Wetsuit off, swim cap and goggles off, sunglasses on, helmet on, dry feet, cycling shoes on, grab bike and run awkwardly to the dismount line.
The 40 km bike route for this race followed West Saanich Road all the way out to the Victoria airport and back. It was undulating for the most part, with a few stand-up hilly sections and some nice flat sections through farmland. There was no drafting allowed in this race, which means you cannot ride right behind someone. We had to stay back at least 10 metres, and if we felt like we could pass, we had about 15 seconds to do so. I came up on a few people, and worked hard to pass within that time frame, but for the most part I was either riding alone or getting passed!
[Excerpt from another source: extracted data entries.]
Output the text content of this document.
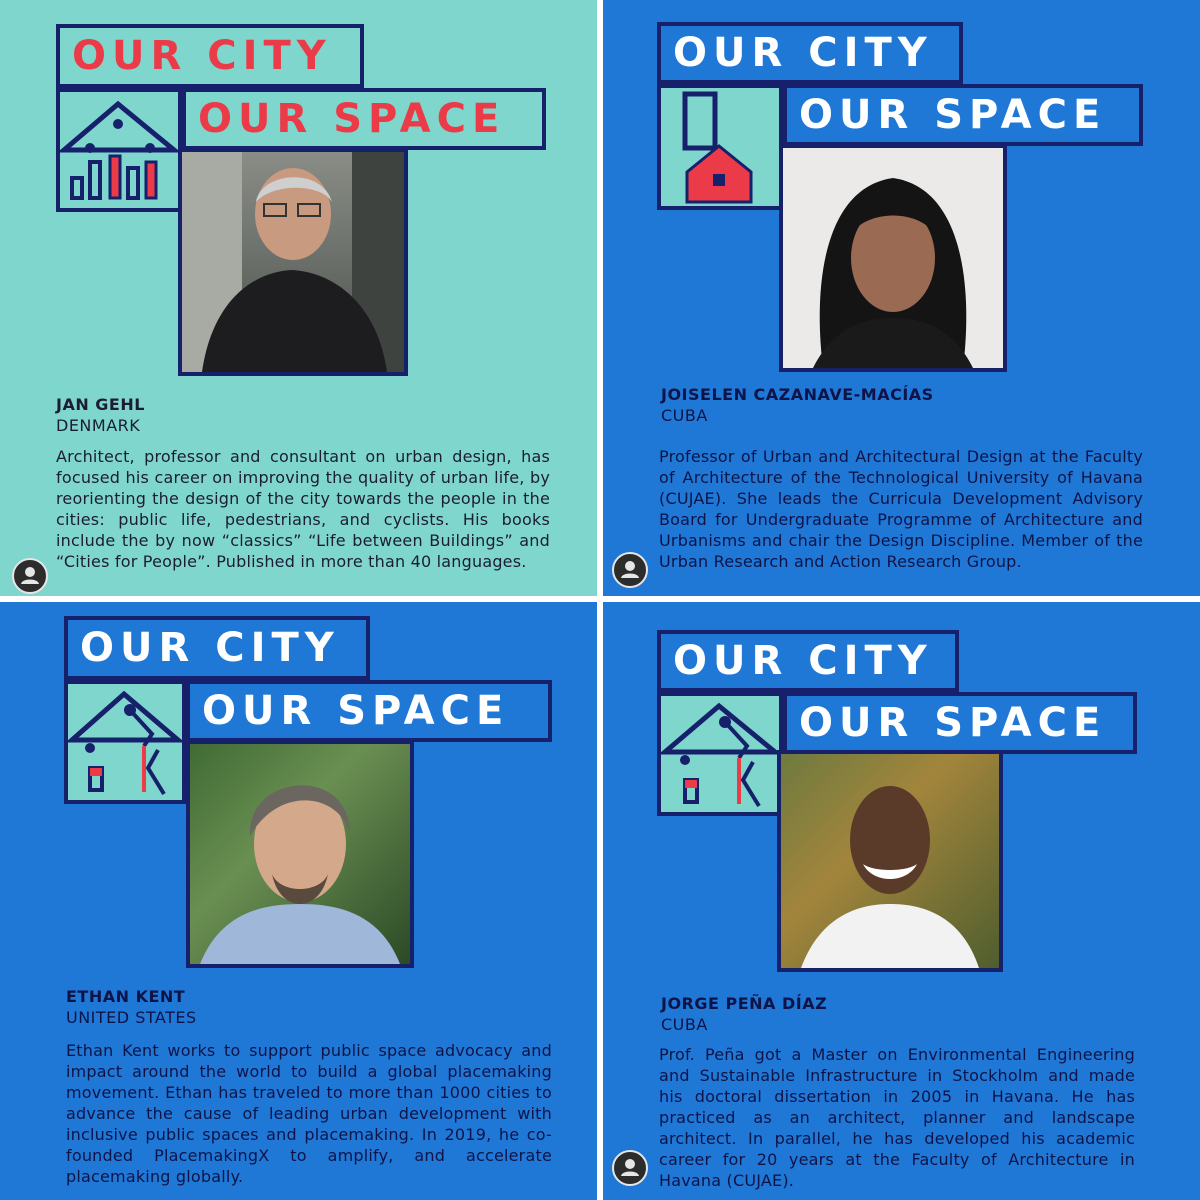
OUR CITY
OUR SPACE
JAN GEHL
DENMARK
Architect, professor and consultant on urban design, has focused his career on improving the quality of urban life, by reorienting the design of the city towards the people in the cities: public life, pedestrians, and cyclists. His books include the by now “classics” “Life between Buildings” and “Cities for People”. Published in more than 40 languages.
OUR CITY
OUR SPACE
JOISELEN CAZANAVE-MACÍAS
CUBA
Professor of Urban and Architectural Design at the Faculty of Architecture of the Technological University of Havana (CUJAE). She leads the Curricula Development Advisory Board for Undergraduate Programme of Architecture and Urbanisms and chair the Design Discipline. Member of the Urban Research and Action Research Group.
OUR CITY
OUR SPACE
ETHAN KENT
UNITED STATES
Ethan Kent works to support public space advocacy and impact around the world to build a global placemaking movement. Ethan has traveled to more than 1000 cities to advance the cause of leading urban development with inclusive public spaces and placemaking. In 2019, he co-founded PlacemakingX to amplify, and accelerate placemaking globally.
OUR CITY
OUR SPACE
JORGE PEÑA DÍAZ
CUBA
Prof. Peña got a Master on Environmental Engineering and Sustainable Infrastructure in Stockholm and made his doctoral dissertation in 2005 in Havana. He has practiced as an architect, planner and landscape architect. In parallel, he has developed his academic career for 20 years at the Faculty of Architecture in Havana (CUJAE).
My bike computer decided to stop working, so I had no idea how fast I was going. When I reached the airport turnaround, I figured I was about 45 minutes in, so it’d take me about an hour and a half to do the ride. My quads were burning a bit from the hill climbs, but I still felt good. I had two gels on the ride and was feeling ready for the run.
Dismount bike before dismount line, run awkwardly to my transition area, rack my bike, helmet off, glasses off, race belt (with race bib attached) on, cycling shoes off, tri shoes on, grab another gel, Garmin on, hat on, stand there confused for two minutes trying to figure out where I should be exiting the transition area to start my run, ask someone where to go, thank them, start running.
Familiar territory. My legs felt great and I quickly began to pass everyone who passed me on the bike. I was surprised I felt so good. I downed water at every station without stopping, and took another gel about 5 km into my run. I checked my Garmin — I was running sub 5-minute kms! After a 41 minute swim and a 1:30 bike!
Being a runner at heart as its advantages in the tri, for sure.
I crossed the finish line in 3:09, feeling like I could run another 10 km. I also came 5th in my age group, two spots away from a podium finish. Not bad for my first triathlon!
So am I a convert now? Of course. I can’t wait to do another tri (which happens to be next weekend… I signed up for the Subaru Sooke International Triathlon! But just the sprint distance this time).
Besides, I have to answer that burning question all endurance athletes have: how much faster can I do it next time?
Huge thanks to Noa of PT Performance Training for getting me ready and trained for my first triathlon — I would be clueless without your help! Also huge thanks to Krista for giving me that extra push I needed I commit to actually doing a triathlon and for all her help with the swim — from nose plugs and pool noodles to wetsuits and open water! My swimming has come a long way in nine months!
Up next? The Goodlife Fitness Victoria Marathon (running the whole 42.2 this time, and not getting injured!)